Just mix your vinaigrette with the cumin seeds you have already crushed, place your finely chopped carrots and cabbage in a bowl, core and thinly slice your apple, still with its skin on, pour your 2-part dressing over them, and toss until you’re ready to serve. Just make sure to leave your salad in a cool place for a good 15-20 minutes, so all the flavors have a chance to mix.
If simplicity is the aim of the game, then these two parts of balsamic vinegar and cabbage probably have every other recipe beat! If there wasn’t already proof that cabbage is a great vegetable in pretty much any circumstance, then this is the proof
The recipe is as simple as it sounds: Add your shredded cabbage to a bowl, throw in your balsamic vinegar, toss and serve. That’s all there is to it!
If you feel like it’s not enough, feel free to add any sort of spices or seasoning of your choosing. With a recipe this simple, it’s hard to go wrong with it.
If you’re looking to put some variety in the classic side dish we’ve already talked about, then this no mayo edition might be just what you’re looking for.
With such a solid base for the ingredients for coleslaw, it’s no wonder that so many different kitchens have managed to put their stamp on the staple.
Trading out the traditional mayonnaise you’d usually find for a combination of vinaigrette, dijon mustard, and extra virgin olive oil, this alternate dressing lets the colors and flavors of your vegetables shine, especially the extras that this recipe chooses to add that lend to a different kind of fresh ‘slaw.
Make sure to make the mustard vinaigrette in a separate bowl, before throwing all your vegetables and seasonings together in another big bowl, gently mixing before adding your dressing, and tossing for that thorough coating.
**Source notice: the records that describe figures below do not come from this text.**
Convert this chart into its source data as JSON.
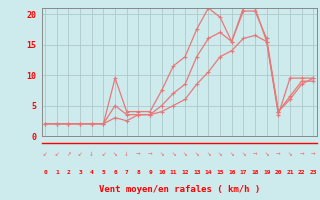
{
  "xlabel": "Vent moyen/en rafales ( km/h )",
  "bg_color": "#cdeaed",
  "grid_color": "#b0c8ca",
  "line_color": "#e87878",
  "arrow_line_color": "#cc4444",
  "x_ticks": [
    0,
    1,
    2,
    3,
    4,
    5,
    6,
    7,
    8,
    9,
    10,
    11,
    12,
    13,
    14,
    15,
    16,
    17,
    18,
    19,
    20,
    21,
    22,
    23
  ],
  "ylim": [
    0,
    21
  ],
  "xlim": [
    -0.3,
    23.3
  ],
  "line1_y": [
    2,
    2,
    2,
    2,
    2,
    2,
    9.5,
    4,
    4,
    4,
    7.5,
    11.5,
    13,
    17.5,
    21,
    19.5,
    15.5,
    21,
    21,
    15.5,
    3.5,
    9.5,
    9.5,
    9.5
  ],
  "line2_y": [
    2,
    2,
    2,
    2,
    2,
    2,
    5,
    3.5,
    3.5,
    3.5,
    5,
    7,
    8.5,
    13,
    16,
    17,
    15.5,
    20.5,
    20.5,
    16,
    4,
    6.5,
    9,
    9
  ],
  "line3_y": [
    2,
    2,
    2,
    2,
    2,
    2,
    3,
    2.5,
    3.5,
    3.5,
    4,
    5,
    6,
    8.5,
    10.5,
    13,
    14,
    16,
    16.5,
    15.5,
    4,
    6,
    8.5,
    9.5
  ],
  "arrow_symbols": [
    "↙",
    "↙",
    "↗",
    "↙",
    "↓",
    "↙",
    "↘",
    "↓",
    "→",
    "→",
    "↘",
    "↘",
    "↘",
    "↘",
    "↘",
    "↘",
    "↘",
    "↘",
    "→",
    "↘",
    "→",
    "↘",
    "→",
    "→"
  ]
}
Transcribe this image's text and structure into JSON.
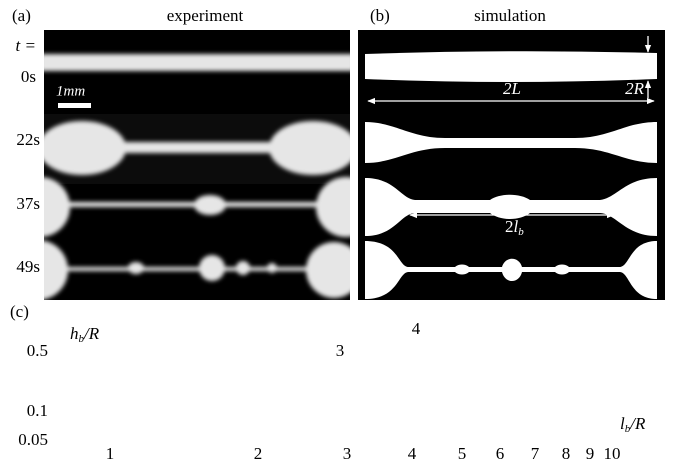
{
  "panel_a": {
    "label": "(a)",
    "title": "experiment",
    "scale_bar": "1mm"
  },
  "panel_b": {
    "label": "(b)",
    "title": "simulation",
    "length_label": "2L",
    "radius_label": "2R",
    "bead_label": {
      "coef": "2",
      "symbol": "l",
      "sub": "b"
    }
  },
  "time_labels": [
    "t =",
    "0s",
    "22s",
    "37s",
    "49s"
  ],
  "panel_c": {
    "label": "(c)",
    "y_label": {
      "symbol": "h",
      "sub": "b",
      "rest": "/R"
    },
    "x_label": {
      "symbol": "l",
      "sub": "b",
      "rest": "/R"
    },
    "y_ticks": [
      "0.5",
      "0.1",
      "0.05"
    ],
    "stray_labels": [
      "3",
      "4"
    ],
    "x_ticks": [
      "1",
      "2",
      "3",
      "4",
      "5",
      "6",
      "7",
      "8",
      "9",
      "10"
    ]
  }
}
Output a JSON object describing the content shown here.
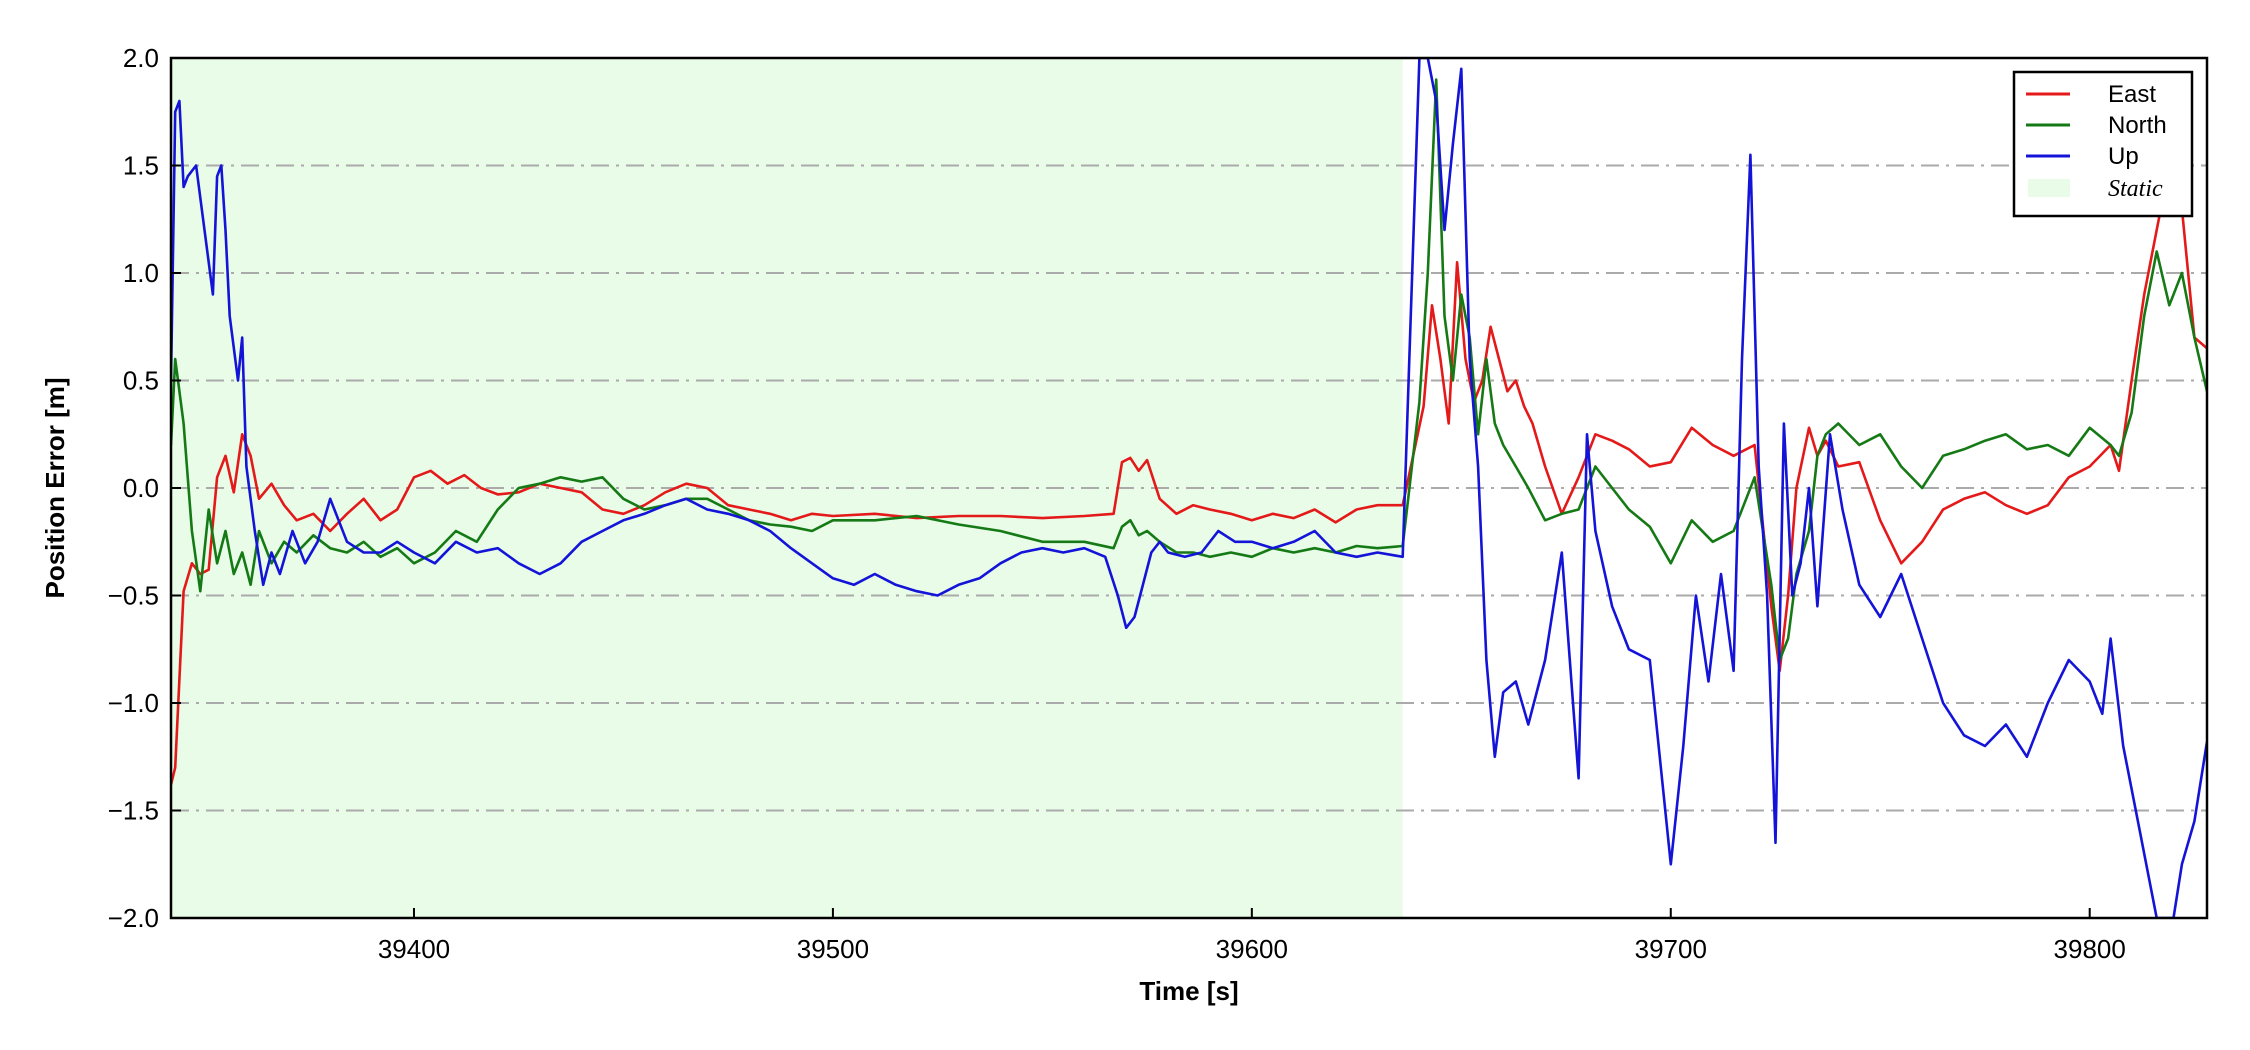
{
  "chart_data": {
    "type": "line",
    "title": "",
    "xlabel": "Time [s]",
    "ylabel": "Position Error [m]",
    "xlim": [
      39342,
      39828
    ],
    "ylim": [
      -2.0,
      2.0
    ],
    "xticks": [
      39400,
      39500,
      39600,
      39700,
      39800
    ],
    "xtick_labels": [
      "39400",
      "39500",
      "39600",
      "39700",
      "39800"
    ],
    "yticks": [
      -2.0,
      -1.5,
      -1.0,
      -0.5,
      0.0,
      0.5,
      1.0,
      1.5,
      2.0
    ],
    "ytick_labels": [
      "−2.0",
      "−1.5",
      "−1.0",
      "−0.5",
      "0.0",
      "0.5",
      "1.0",
      "1.5",
      "2.0"
    ],
    "grid": "horizontal dash-dot",
    "legend_position": "top-right",
    "static_region": {
      "name": "Static",
      "x_start": 39342,
      "x_end": 39636,
      "color": "#e8fce8"
    },
    "series": [
      {
        "name": "East",
        "color": "#e41a1a",
        "x": [
          39342,
          39343,
          39345,
          39347,
          39349,
          39351,
          39353,
          39355,
          39357,
          39359,
          39361,
          39363,
          39366,
          39369,
          39372,
          39376,
          39380,
          39384,
          39388,
          39392,
          39396,
          39400,
          39404,
          39408,
          39412,
          39416,
          39420,
          39425,
          39430,
          39435,
          39440,
          39445,
          39450,
          39455,
          39460,
          39465,
          39470,
          39475,
          39480,
          39485,
          39490,
          39495,
          39500,
          39510,
          39520,
          39530,
          39540,
          39550,
          39560,
          39567,
          39569,
          39571,
          39573,
          39575,
          39578,
          39582,
          39586,
          39590,
          39595,
          39600,
          39605,
          39610,
          39615,
          39620,
          39625,
          39630,
          39636,
          39641,
          39643,
          39645,
          39647,
          39649,
          39651,
          39653,
          39655,
          39657,
          39659,
          39661,
          39663,
          39665,
          39667,
          39670,
          39674,
          39678,
          39682,
          39686,
          39690,
          39695,
          39700,
          39705,
          39710,
          39715,
          39720,
          39724,
          39726,
          39728,
          39730,
          39733,
          39735,
          39737,
          39740,
          39745,
          39750,
          39755,
          39760,
          39765,
          39770,
          39775,
          39780,
          39785,
          39790,
          39795,
          39800,
          39805,
          39807,
          39810,
          39813,
          39816,
          39819,
          39822,
          39825,
          39828
        ],
        "values": [
          -1.38,
          -1.3,
          -0.48,
          -0.35,
          -0.4,
          -0.38,
          0.05,
          0.15,
          -0.02,
          0.25,
          0.15,
          -0.05,
          0.02,
          -0.08,
          -0.15,
          -0.12,
          -0.2,
          -0.12,
          -0.05,
          -0.15,
          -0.1,
          0.05,
          0.08,
          0.02,
          0.06,
          0.0,
          -0.03,
          -0.02,
          0.02,
          0.0,
          -0.02,
          -0.1,
          -0.12,
          -0.08,
          -0.02,
          0.02,
          0.0,
          -0.08,
          -0.1,
          -0.12,
          -0.15,
          -0.12,
          -0.13,
          -0.12,
          -0.14,
          -0.13,
          -0.13,
          -0.14,
          -0.13,
          -0.12,
          0.12,
          0.14,
          0.08,
          0.13,
          -0.05,
          -0.12,
          -0.08,
          -0.1,
          -0.12,
          -0.15,
          -0.12,
          -0.14,
          -0.1,
          -0.16,
          -0.1,
          -0.08,
          -0.08,
          0.38,
          0.85,
          0.6,
          0.3,
          1.05,
          0.6,
          0.4,
          0.5,
          0.75,
          0.6,
          0.45,
          0.5,
          0.38,
          0.3,
          0.1,
          -0.12,
          0.05,
          0.25,
          0.22,
          0.18,
          0.1,
          0.12,
          0.28,
          0.2,
          0.15,
          0.2,
          -0.55,
          -0.85,
          -0.5,
          0.0,
          0.28,
          0.15,
          0.22,
          0.1,
          0.12,
          -0.15,
          -0.35,
          -0.25,
          -0.1,
          -0.05,
          -0.02,
          -0.08,
          -0.12,
          -0.08,
          0.05,
          0.1,
          0.2,
          0.08,
          0.5,
          0.9,
          1.2,
          1.5,
          1.3,
          0.7,
          0.65
        ]
      },
      {
        "name": "North",
        "color": "#157a15",
        "x": [
          39342,
          39343,
          39345,
          39347,
          39349,
          39351,
          39353,
          39355,
          39357,
          39359,
          39361,
          39363,
          39366,
          39369,
          39372,
          39376,
          39380,
          39384,
          39388,
          39392,
          39396,
          39400,
          39405,
          39410,
          39415,
          39420,
          39425,
          39430,
          39435,
          39440,
          39445,
          39450,
          39455,
          39460,
          39465,
          39470,
          39475,
          39480,
          39485,
          39490,
          39495,
          39500,
          39510,
          39520,
          39530,
          39540,
          39550,
          39560,
          39567,
          39569,
          39571,
          39573,
          39575,
          39578,
          39582,
          39586,
          39590,
          39595,
          39600,
          39605,
          39610,
          39615,
          39620,
          39625,
          39630,
          39636,
          39640,
          39642,
          39644,
          39646,
          39648,
          39650,
          39652,
          39654,
          39656,
          39658,
          39660,
          39663,
          39666,
          39670,
          39674,
          39678,
          39682,
          39686,
          39690,
          39695,
          39700,
          39705,
          39710,
          39715,
          39720,
          39724,
          39726,
          39728,
          39730,
          39733,
          39735,
          39737,
          39740,
          39745,
          39750,
          39755,
          39760,
          39765,
          39770,
          39775,
          39780,
          39785,
          39790,
          39795,
          39800,
          39805,
          39807,
          39810,
          39813,
          39816,
          39819,
          39822,
          39825,
          39828
        ],
        "values": [
          0.2,
          0.6,
          0.3,
          -0.2,
          -0.48,
          -0.1,
          -0.35,
          -0.2,
          -0.4,
          -0.3,
          -0.45,
          -0.2,
          -0.35,
          -0.25,
          -0.3,
          -0.22,
          -0.28,
          -0.3,
          -0.25,
          -0.32,
          -0.28,
          -0.35,
          -0.3,
          -0.2,
          -0.25,
          -0.1,
          0.0,
          0.02,
          0.05,
          0.03,
          0.05,
          -0.05,
          -0.1,
          -0.08,
          -0.05,
          -0.05,
          -0.1,
          -0.15,
          -0.17,
          -0.18,
          -0.2,
          -0.15,
          -0.15,
          -0.13,
          -0.17,
          -0.2,
          -0.25,
          -0.25,
          -0.28,
          -0.18,
          -0.15,
          -0.22,
          -0.2,
          -0.25,
          -0.3,
          -0.3,
          -0.32,
          -0.3,
          -0.32,
          -0.28,
          -0.3,
          -0.28,
          -0.3,
          -0.27,
          -0.28,
          -0.27,
          0.4,
          1.0,
          1.9,
          0.8,
          0.5,
          0.9,
          0.7,
          0.25,
          0.6,
          0.3,
          0.2,
          0.1,
          0.0,
          -0.15,
          -0.12,
          -0.1,
          0.1,
          0.0,
          -0.1,
          -0.18,
          -0.35,
          -0.15,
          -0.25,
          -0.2,
          0.05,
          -0.45,
          -0.8,
          -0.7,
          -0.4,
          -0.2,
          0.15,
          0.25,
          0.3,
          0.2,
          0.25,
          0.1,
          0.0,
          0.15,
          0.18,
          0.22,
          0.25,
          0.18,
          0.2,
          0.15,
          0.28,
          0.2,
          0.15,
          0.35,
          0.8,
          1.1,
          0.85,
          1.0,
          0.7,
          0.45
        ]
      },
      {
        "name": "Up",
        "color": "#1414d8",
        "x": [
          39342,
          39343,
          39344,
          39345,
          39346,
          39348,
          39350,
          39352,
          39353,
          39354,
          39355,
          39356,
          39358,
          39359,
          39360,
          39362,
          39364,
          39366,
          39368,
          39371,
          39374,
          39377,
          39380,
          39384,
          39388,
          39392,
          39396,
          39400,
          39405,
          39410,
          39415,
          39420,
          39425,
          39430,
          39435,
          39440,
          39445,
          39450,
          39455,
          39460,
          39465,
          39470,
          39475,
          39480,
          39485,
          39490,
          39495,
          39500,
          39505,
          39510,
          39515,
          39520,
          39525,
          39530,
          39535,
          39540,
          39545,
          39550,
          39555,
          39560,
          39565,
          39568,
          39570,
          39572,
          39574,
          39576,
          39578,
          39580,
          39584,
          39588,
          39592,
          39596,
          39600,
          39605,
          39610,
          39615,
          39620,
          39625,
          39630,
          39636,
          39640,
          39642,
          39644,
          39646,
          39648,
          39650,
          39652,
          39654,
          39656,
          39658,
          39660,
          39663,
          39666,
          39670,
          39674,
          39678,
          39680,
          39682,
          39686,
          39690,
          39695,
          39700,
          39703,
          39706,
          39709,
          39712,
          39715,
          39717,
          39719,
          39721,
          39723,
          39725,
          39727,
          39729,
          39731,
          39733,
          39735,
          39738,
          39741,
          39745,
          39750,
          39755,
          39760,
          39765,
          39770,
          39775,
          39780,
          39785,
          39790,
          39795,
          39800,
          39803,
          39805,
          39808,
          39812,
          39816,
          39820,
          39822,
          39825,
          39828
        ],
        "values": [
          0.5,
          1.75,
          1.8,
          1.4,
          1.45,
          1.5,
          1.2,
          0.9,
          1.45,
          1.5,
          1.2,
          0.8,
          0.5,
          0.7,
          0.1,
          -0.2,
          -0.45,
          -0.3,
          -0.4,
          -0.2,
          -0.35,
          -0.25,
          -0.05,
          -0.25,
          -0.3,
          -0.3,
          -0.25,
          -0.3,
          -0.35,
          -0.25,
          -0.3,
          -0.28,
          -0.35,
          -0.4,
          -0.35,
          -0.25,
          -0.2,
          -0.15,
          -0.12,
          -0.08,
          -0.05,
          -0.1,
          -0.12,
          -0.15,
          -0.2,
          -0.28,
          -0.35,
          -0.42,
          -0.45,
          -0.4,
          -0.45,
          -0.48,
          -0.5,
          -0.45,
          -0.42,
          -0.35,
          -0.3,
          -0.28,
          -0.3,
          -0.28,
          -0.32,
          -0.5,
          -0.65,
          -0.6,
          -0.45,
          -0.3,
          -0.25,
          -0.3,
          -0.32,
          -0.3,
          -0.2,
          -0.25,
          -0.25,
          -0.28,
          -0.25,
          -0.2,
          -0.3,
          -0.32,
          -0.3,
          -0.32,
          2.0,
          2.0,
          1.8,
          1.2,
          1.6,
          1.95,
          0.6,
          0.1,
          -0.8,
          -1.25,
          -0.95,
          -0.9,
          -1.1,
          -0.8,
          -0.3,
          -1.35,
          0.25,
          -0.2,
          -0.55,
          -0.75,
          -0.8,
          -1.75,
          -1.2,
          -0.5,
          -0.9,
          -0.4,
          -0.85,
          0.6,
          1.55,
          0.1,
          -0.5,
          -1.65,
          0.3,
          -0.5,
          -0.35,
          0.0,
          -0.55,
          0.25,
          -0.1,
          -0.45,
          -0.6,
          -0.4,
          -0.7,
          -1.0,
          -1.15,
          -1.2,
          -1.1,
          -1.25,
          -1.0,
          -0.8,
          -0.9,
          -1.05,
          -0.7,
          -1.2,
          -1.6,
          -2.0,
          -2.0,
          -1.75,
          -1.55,
          -1.18
        ]
      }
    ]
  }
}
Just remember to let it sit in a cool place for a good 30-60 minutes before serving, to let that dressing and those veggies mix those flavors together.
A lot of the recipes we’ve been listing and talking about have been using red cabbage, so perhaps it’s time to show its green counterpart some appreciation with this dish.
Coleslaw is probably one of the best recipes that use cabbage, given the variety we’ve already showcased, and this Mediterranean is once again proof of that. With the parmesan and basil making great seasoning, this is a great side to have for any main course you’re prepping.
Just cut or shred your cabbage into thin strips, mix your dressing ingredients, toss your cabbage and basil together for a quick minute with the dressing, throw over your grated parmesan, drizzle some balsamic vinegar over for extra flavor, and you’re good to go.
Remember to get rid of that outer shell and core of your cabbage before adding them with your other ingredients for the best result.
It’s back to basics, but with a twist, with this simple yet tangy recipe that uses this underappreciated champion vegetables of salad dishes.
Your staples of cabbage salads like cabbage and spring onions return along with the main ingredient. The key ingredient that adds to this salad is the unique dressing that is used. The sesame and lime combination gives it a particularly sour and sweetness to it, all whilst still taking under half an hour to prepare everything else for your dish.
Mix all your garnishes and oils in a large bowl to get your dressing, then add all your chopped vegetables in, and tools to get the even coat you’re looking for in any good salad. Let it sit for ¼ of an hour, and you’re ready to chow down!
Make sure to adjust the mix for your tastebuds with extra lime juice, garlic, or apple cider vinegar.